NASHVILLE, Tenn. — One of four serious contenders for the services of three-time first-team All-Pro Ndamukong Suh, the Tennessee Titans lost out to the Los Angeles Rams in the Suh Sweepstakes on Monday.
Former Dolphins’ DT Ndamukong Suh reached agreement with Los Angeles Rams on a one-year, $14 million deal, per source. Suh took less to go to LA.
Suh and Aaron Donald now manning LA’s front.
— Adam Schefter (@AdamSchefter) March 26, 2018
Suh, 31, signed a six-year, $114.375 million contract with the Miami Dolphins in March of 2015, but was released three years into the deal at the start of the 2018 league year. The five-time Pro Bowl defensive tackle selected Los Angeles as his new home after reportedly entertaining offers from Tennessee, the New Orleans Saints and the New York Jets (before it was rescinded). The visit with the Rams was the last meeting that Suh took before making his free-agency decision.
So, how should you feel about Suh? Truth is, you didn’t really need him.
Woe is the lowly Titans fan, jilted yet again by another name-brand NFL free agent for a larger market and a club loading up with talent in an offseason arms race. The thought of the five-time Pro Bowl defensive tackle landing in Nashville tantalized the imaginations of all those who follow and cover the local professional football team. To the fans, it would have been received as an obvious battle cry by general manager Jon Robinson; a shot fired across the bows of teams competing at the highest level of the sport, forcing them to acknowledge that this is a franchise of note and one to be legitimately feared on Sundays.

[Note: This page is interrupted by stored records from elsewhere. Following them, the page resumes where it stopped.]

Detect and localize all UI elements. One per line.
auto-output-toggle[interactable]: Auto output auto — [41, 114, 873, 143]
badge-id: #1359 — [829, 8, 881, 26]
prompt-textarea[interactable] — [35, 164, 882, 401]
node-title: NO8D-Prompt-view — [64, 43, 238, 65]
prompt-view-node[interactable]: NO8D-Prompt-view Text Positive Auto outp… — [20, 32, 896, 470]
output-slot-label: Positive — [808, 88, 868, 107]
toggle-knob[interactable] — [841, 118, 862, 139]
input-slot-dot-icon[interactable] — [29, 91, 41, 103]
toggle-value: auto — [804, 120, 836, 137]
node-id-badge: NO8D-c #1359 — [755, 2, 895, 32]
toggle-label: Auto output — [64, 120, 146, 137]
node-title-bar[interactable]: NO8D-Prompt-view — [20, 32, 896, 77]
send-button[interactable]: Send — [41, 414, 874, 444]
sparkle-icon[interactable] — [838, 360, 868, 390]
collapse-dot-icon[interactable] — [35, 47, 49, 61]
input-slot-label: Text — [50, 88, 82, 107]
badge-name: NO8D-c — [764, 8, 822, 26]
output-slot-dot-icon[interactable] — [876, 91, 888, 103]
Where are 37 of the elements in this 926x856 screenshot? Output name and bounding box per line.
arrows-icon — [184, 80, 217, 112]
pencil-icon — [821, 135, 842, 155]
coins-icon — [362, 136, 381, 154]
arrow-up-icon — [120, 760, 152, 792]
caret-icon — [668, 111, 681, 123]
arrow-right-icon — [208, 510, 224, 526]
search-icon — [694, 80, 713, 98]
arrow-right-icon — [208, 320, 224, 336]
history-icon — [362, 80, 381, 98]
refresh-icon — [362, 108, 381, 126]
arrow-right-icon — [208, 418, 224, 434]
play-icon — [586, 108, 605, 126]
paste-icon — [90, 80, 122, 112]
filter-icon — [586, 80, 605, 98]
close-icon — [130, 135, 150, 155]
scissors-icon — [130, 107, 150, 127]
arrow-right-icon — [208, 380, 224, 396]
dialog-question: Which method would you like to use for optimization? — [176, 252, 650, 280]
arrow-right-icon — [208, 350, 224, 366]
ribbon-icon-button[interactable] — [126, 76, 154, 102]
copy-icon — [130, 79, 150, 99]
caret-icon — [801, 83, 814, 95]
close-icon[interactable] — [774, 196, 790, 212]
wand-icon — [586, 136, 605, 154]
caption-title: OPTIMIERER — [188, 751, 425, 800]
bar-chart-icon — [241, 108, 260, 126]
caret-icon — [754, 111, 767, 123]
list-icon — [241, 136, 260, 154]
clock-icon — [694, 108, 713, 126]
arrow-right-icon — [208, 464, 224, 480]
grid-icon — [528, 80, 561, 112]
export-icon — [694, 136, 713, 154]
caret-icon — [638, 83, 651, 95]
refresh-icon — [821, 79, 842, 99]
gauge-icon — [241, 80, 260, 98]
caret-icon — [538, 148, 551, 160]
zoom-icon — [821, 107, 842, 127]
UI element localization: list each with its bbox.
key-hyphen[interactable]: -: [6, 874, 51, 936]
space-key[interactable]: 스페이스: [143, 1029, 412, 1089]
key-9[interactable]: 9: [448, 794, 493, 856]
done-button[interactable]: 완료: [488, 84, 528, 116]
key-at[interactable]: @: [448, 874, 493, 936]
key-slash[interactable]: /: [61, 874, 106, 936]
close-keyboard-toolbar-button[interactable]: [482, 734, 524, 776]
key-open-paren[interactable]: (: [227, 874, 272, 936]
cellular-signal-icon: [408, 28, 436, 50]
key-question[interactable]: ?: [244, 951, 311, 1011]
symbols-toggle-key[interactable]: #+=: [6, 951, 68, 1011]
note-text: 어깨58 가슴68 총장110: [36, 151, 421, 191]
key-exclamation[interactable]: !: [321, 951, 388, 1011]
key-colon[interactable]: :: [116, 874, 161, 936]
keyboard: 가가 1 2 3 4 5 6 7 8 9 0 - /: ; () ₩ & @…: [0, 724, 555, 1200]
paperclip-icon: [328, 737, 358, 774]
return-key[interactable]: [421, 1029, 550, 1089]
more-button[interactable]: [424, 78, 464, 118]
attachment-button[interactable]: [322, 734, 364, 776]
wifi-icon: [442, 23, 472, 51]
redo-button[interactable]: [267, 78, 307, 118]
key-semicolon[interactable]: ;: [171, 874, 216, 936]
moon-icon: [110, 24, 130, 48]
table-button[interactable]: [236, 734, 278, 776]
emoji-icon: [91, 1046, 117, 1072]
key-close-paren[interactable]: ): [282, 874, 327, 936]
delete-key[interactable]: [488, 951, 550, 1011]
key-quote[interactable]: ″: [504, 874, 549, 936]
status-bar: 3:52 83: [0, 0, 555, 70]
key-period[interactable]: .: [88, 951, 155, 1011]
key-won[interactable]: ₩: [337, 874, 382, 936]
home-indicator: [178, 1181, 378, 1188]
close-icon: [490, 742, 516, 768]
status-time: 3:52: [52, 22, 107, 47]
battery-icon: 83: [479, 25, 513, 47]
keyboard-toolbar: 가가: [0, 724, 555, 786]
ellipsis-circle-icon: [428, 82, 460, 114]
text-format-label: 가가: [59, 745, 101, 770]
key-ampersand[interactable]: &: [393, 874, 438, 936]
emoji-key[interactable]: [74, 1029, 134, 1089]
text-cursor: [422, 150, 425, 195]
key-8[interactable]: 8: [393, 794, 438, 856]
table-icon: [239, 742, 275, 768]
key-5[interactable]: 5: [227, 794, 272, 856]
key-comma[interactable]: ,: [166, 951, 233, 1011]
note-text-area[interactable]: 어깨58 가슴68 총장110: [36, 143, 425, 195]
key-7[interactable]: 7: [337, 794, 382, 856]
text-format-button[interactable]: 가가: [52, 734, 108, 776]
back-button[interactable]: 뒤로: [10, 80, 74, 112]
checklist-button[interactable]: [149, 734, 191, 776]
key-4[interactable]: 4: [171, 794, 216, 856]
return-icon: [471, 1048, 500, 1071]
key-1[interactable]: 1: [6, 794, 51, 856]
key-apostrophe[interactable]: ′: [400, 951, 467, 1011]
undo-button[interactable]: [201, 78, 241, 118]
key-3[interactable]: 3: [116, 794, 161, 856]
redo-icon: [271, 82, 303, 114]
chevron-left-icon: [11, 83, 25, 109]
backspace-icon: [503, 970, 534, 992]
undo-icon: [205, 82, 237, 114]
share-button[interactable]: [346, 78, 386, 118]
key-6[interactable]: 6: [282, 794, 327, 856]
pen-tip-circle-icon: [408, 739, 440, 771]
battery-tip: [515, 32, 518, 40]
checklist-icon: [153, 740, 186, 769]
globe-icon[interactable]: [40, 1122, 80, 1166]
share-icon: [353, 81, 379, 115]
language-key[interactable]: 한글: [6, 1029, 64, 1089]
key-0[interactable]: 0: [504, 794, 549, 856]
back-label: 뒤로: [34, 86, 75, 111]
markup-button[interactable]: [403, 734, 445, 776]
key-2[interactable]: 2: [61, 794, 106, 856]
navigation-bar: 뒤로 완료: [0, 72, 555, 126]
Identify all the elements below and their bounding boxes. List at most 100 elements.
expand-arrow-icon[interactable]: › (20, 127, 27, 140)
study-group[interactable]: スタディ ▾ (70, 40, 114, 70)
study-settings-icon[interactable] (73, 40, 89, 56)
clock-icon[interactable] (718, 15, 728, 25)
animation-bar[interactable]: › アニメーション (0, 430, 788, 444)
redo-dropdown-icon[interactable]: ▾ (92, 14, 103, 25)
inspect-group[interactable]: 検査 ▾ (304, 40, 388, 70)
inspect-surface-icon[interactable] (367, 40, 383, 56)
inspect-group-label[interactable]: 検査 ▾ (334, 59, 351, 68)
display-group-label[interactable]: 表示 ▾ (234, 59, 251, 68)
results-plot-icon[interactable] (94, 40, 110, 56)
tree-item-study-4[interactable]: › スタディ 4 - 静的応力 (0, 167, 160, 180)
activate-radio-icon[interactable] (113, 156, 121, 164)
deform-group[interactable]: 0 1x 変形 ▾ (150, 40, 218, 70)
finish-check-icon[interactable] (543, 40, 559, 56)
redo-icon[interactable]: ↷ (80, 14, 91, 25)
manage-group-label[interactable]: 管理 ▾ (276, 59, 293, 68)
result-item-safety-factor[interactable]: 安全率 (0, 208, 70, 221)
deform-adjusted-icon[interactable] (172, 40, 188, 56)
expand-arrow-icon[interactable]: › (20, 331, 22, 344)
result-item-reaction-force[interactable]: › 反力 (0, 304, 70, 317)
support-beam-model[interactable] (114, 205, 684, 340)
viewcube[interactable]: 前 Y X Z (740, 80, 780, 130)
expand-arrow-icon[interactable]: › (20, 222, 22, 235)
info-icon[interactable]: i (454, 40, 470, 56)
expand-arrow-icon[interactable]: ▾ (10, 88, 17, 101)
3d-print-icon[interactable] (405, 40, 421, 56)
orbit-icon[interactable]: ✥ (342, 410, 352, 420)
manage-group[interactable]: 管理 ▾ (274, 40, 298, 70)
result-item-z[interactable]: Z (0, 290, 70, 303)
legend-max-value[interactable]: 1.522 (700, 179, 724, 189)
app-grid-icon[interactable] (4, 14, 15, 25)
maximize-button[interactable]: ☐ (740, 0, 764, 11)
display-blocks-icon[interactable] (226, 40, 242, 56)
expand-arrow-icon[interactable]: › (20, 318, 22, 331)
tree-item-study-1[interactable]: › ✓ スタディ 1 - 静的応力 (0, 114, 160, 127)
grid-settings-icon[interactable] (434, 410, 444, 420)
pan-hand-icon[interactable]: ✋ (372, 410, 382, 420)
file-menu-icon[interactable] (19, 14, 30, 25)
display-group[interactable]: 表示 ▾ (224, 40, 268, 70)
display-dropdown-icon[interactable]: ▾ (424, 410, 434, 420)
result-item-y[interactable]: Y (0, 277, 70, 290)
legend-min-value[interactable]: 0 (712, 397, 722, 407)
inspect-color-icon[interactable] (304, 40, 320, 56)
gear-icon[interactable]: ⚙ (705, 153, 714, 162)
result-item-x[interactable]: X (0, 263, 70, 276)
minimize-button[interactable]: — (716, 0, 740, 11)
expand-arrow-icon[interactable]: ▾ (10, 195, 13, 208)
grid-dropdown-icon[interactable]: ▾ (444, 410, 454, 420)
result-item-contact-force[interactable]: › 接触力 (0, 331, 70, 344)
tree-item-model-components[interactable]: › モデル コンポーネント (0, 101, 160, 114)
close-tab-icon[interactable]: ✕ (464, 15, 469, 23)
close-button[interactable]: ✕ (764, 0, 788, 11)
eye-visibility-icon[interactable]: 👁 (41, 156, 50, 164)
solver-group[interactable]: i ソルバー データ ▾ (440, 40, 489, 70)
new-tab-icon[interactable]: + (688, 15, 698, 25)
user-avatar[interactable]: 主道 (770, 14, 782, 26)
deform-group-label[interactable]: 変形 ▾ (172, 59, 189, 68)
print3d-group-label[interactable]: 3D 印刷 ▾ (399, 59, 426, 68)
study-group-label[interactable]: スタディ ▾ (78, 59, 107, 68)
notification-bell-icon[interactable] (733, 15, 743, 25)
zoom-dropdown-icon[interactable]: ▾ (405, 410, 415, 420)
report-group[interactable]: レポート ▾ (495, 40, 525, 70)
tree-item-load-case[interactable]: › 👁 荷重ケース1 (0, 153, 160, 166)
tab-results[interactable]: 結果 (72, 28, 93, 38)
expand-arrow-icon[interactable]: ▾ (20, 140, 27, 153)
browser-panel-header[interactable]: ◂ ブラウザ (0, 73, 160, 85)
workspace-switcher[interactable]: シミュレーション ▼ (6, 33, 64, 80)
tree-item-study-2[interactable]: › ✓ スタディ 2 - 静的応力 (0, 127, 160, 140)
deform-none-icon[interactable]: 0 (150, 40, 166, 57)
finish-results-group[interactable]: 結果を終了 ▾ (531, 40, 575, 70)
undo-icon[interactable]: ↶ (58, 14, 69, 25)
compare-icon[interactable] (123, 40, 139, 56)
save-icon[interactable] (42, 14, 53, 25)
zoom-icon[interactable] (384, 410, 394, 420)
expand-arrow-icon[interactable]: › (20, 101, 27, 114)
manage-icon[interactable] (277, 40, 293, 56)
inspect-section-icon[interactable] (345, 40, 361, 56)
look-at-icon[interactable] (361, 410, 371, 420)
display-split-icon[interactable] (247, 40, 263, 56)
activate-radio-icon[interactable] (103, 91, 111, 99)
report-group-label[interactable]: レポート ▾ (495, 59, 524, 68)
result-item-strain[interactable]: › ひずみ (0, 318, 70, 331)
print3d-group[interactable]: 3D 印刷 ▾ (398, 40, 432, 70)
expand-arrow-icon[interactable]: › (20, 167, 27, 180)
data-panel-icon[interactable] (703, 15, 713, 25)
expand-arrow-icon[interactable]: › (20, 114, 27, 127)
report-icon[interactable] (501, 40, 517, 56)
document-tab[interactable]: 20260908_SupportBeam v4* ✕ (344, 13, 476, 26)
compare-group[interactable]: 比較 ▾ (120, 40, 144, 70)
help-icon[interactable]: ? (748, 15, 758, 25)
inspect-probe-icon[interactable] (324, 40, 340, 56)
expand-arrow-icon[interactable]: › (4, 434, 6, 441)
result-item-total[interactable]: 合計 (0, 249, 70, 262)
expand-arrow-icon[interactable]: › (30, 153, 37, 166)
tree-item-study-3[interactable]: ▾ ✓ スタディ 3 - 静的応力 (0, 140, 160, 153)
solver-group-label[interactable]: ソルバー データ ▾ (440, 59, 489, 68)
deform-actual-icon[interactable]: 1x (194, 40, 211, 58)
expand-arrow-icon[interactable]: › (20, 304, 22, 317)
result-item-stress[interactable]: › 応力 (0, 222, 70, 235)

To us, the reviled local media, Suh coming to Nashville would have provided an endless supply of expectation pieces, sports talk content and gas-baggery of little-to-no true value. Baseball season is best described as a night “dark and full of terrors” in the content business and the Suh-related Summer topics would surely have alleviated a good deal of this untenable burden.
But, I digress.
Suh signified the only true difference-making player available on this year’s open market. He played in all 16 regular season games the past six seasons, was on the field for 83.4 percent of Miami’s defensive snaps in 2017 and has started each in of his 126 career games played. Voted as the 2010 AP Defensive Rookie of the Year, Suh has recorded one interception, 28 passes defended, four forced fumbles, two fumble recoveries (one for a touchdown), 51.5 sacks, 289 tackles and one safety during his eight-year career. In Tennessee, Suh would have joined an already-formidable Tennessee defensive line that features Pro Bowl end Jurrell Casey and recently-extended defensive lineman DaQuan Jones. The group would have been hugely disruptive for opposing offensive lines and given quarterbacks fits with the amount of interior pressure they would be regularly subjected to.
Suh’s talent is transcendent but his particular skill set is one the Titans already possess. His acquisition would have been a luxury, not a need.
The 2017 iteration of Tennessee’s defense, though, ranked in the Top 10 against the run (7) and fifth in sacks (43) despite inconsistencies with their pass rush throughout the year. And, while they did finish 21st in Football Outsider’s defensive DVOA, the construction of the new secondary, bolstered by the addition of Malcolm Butler this offseason, will help to address those issues. That Robinson invested so much into the back end of his defense could be viewed as an admission that the pass rush was too up and down in 2017 and that Butler was the most appropriate patch based on the players available.
Football at the professional level differs from the other leagues insomuch as the sheer size of its rosters and workforce renders almost all of the on-field participants hugely replaceable cogs. Big-ticket free agency blinds the consumer with the notion that, maybe, paying the 25-year-old former first-round wide receiver, for example, somewhere in the neighborhood of $16 million annually will be the catalyst required to maybe sneak your favorite team into the Wild Card game next postseason. To those who traffic in this kind of hope for the future, that receiver is worth the financial risk for no other reason than that he is young, has the allure of “potential” and killed it for you that one year in your fantasy league. Suh represents a similar kind of free-agent euphoria. He is famous for being stronger and more violent than a league full of the most violent, strong people.
He is certainly still valuable, just not really to the Titans.
Veteran edge rushers Brian Orakpo and Derrick Morgan have been effective but there is nothing in the way of quality depth currently behind them. The Titans sack totals increased exponentially in the latter half of their 2017 schedule, when the team feasted with two separate eight-sack performances on sub-par offensive lines. Tennessee defense needs help up front but it should come from an influx of youth and speed through this year’s draft not from a brief affair with a 31-year old defensive tackle.
Suh’s one-year deal with L.A. is indeed about making them better, while not really investing to build towards the club’s future. Jon Robinson, at this point, needs both.